Les négociations sur le climat des Nations-Unies parviennent à une fin à Lima aujourd’hui avec un texte dicté par les intérêts de pays et de sociétés riches et développés, qui fait peu pour les gens et pour la planète[1]. Ceci a vivement contrasté avec le leadership réel et l’inspiration démontrée par les mouvements sociaux, les organisations et les communautés en première ligne de la crise climatique.

“Nous étions profondément concernés par le fait que ces négociations ne parviennent pas à livrer un résultat équitable et ambitieux, pendant que nous suivions les événements ici à Lima cette semaine” [2], a déclaré Jagoda Munic, présidente des Amis de la Terre International. “Nos inquiétudes ont été prouvées tragiquement correctes. Ce texte manque désespérément d’ambition, de leadership, de justice et de solidarité pour les gens les plus touchés par la crise climatique”.

Les pays développés sont venus à Lima avec la détermination de garantir un résultat qui reflète leurs intérêts économiques à court-terme, comme si la crise climatique n’entrait pas en considération. L’issue manque de courage, de justice et de solidarité avec des milliards de gens affectés par le changement climatique.

Alors que les Philippines endurent un temps plus extrême et des communautés dans le monde entier paient pour l’excès de carbone des autres avec leurs vies et leurs moyens de subsistance, l’issue de Lima laisse tomber les gens et la planète, à un moment où des solutions réelles sont requises plus urgemment que jamais.
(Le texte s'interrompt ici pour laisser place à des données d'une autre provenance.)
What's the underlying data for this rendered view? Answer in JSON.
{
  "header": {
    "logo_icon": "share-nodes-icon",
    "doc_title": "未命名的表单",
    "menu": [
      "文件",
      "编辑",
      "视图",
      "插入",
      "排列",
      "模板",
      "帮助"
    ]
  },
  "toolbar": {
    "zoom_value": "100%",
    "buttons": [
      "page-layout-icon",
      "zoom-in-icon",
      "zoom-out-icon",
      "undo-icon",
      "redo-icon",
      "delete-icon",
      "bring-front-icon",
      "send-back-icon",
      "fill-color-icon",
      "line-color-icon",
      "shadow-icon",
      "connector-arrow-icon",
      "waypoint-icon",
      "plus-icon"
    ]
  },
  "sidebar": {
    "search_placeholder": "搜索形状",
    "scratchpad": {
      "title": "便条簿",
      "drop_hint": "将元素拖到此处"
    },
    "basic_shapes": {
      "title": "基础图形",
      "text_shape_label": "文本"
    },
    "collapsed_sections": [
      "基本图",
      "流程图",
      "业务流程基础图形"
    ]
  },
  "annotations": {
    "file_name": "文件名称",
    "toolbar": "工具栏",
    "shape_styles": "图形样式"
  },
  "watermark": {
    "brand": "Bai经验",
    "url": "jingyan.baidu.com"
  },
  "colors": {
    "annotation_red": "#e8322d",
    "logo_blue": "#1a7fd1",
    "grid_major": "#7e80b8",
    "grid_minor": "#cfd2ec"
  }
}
L’issue ne dit rien quant aux réductions d’émissions drastiques requises avant 2020, sans lesquelles nous courrons le risque d’une augmentation encore plus grande des températures et une rupture du climat. L’issue sape la responsabilité historique. Les obligations urgentes des pays développés de fournir des finances pour le climat manque de manière évidente. Ce texte crée une architecture qui conduira à un deal voué à l’échec à Paris. C’est tout à fait inacceptable. Les gouvernements des pays développés doivent urgemment trouver le courage nécessaire et la volonté politique de s’occuper de la taille de cette urgence planétaire.

Loin des corridors de négociation, les gens ont continué de se mobiliser et de construire un mouvement tenace afin de mettre en application des solutions réelles à la crise climatique. Le Sommet des peuples sur le changement climatique (Cumbre de los Pueblos) [3] –- en cours en parallèle des négociations des Nations-Unies  — a rassemblé des mouvements sociaux et des organisations du Pérou, d’Amérique Latine et du monde entier. Ils ont échangé leurs expériences et continué de construire un momentum vers la transformation requise pour s’adresser aux racines de la crise climatique et créer un monde meilleur, plus propre et plus juste.

“La conviction, la solidarité et l’ambition exprimée au Sommet des peuples rend l’échec des gouvernements développés de rejoindre les besoins des gens encore plus scandaleux”, a déclaré José Elosegui des Amis de la Terre Uruguay.

“D’un côté nous voyons de la complaisance et les pays riches agissent dans l’intérêt des sociétés, et de l’autre côté nous voyons de la détermination et des solutions réelles et pratiques venant de gens qui n’ont joué aucun rôle dans la création de cette crise, mais qui sont déjà touchés”.

Quinze mille personnes ont marché dans une protestation énorme (la marche en Défense de la Terre-Mère) [4] le 10 décembre  — la journée internationale des droits de l’homme. Le respect des droits humains est central aux demandes exprimées dans les rues de Lima. Les protestataires ont appelé à la justice et à des solutions réelles à la crise climatique, dont des réductions immédiates et drastiques des émissions de carbone, l’arrêt des combustibles fossiles et de la déforestation, la construction de solutions d’énergie renouvelable appartenant aux communautés et la protection de nos systèmes de souveraineté alimentaire agrobiologiques.

“Le mouvement pour des solutions réelles devient plus grand et plus fort jour après jour. La mise en œuvre de vraies alternatives à l’énergie polluante et aux systèmes agroalimentaires industriels, ainsi que les demandes du mouvement pour la justice climatique doivent maintenant être amenées au cœur des négociations sur le climat”, a ajouté José Elosegui.

Les Amis de la Terre International contribuent à la mobilisation de gens, de réseaux et de groupes venant du monde entier, avec des solutions réelles et le leadership des gens en son centre, sur la route en direction de Paris et au-delà.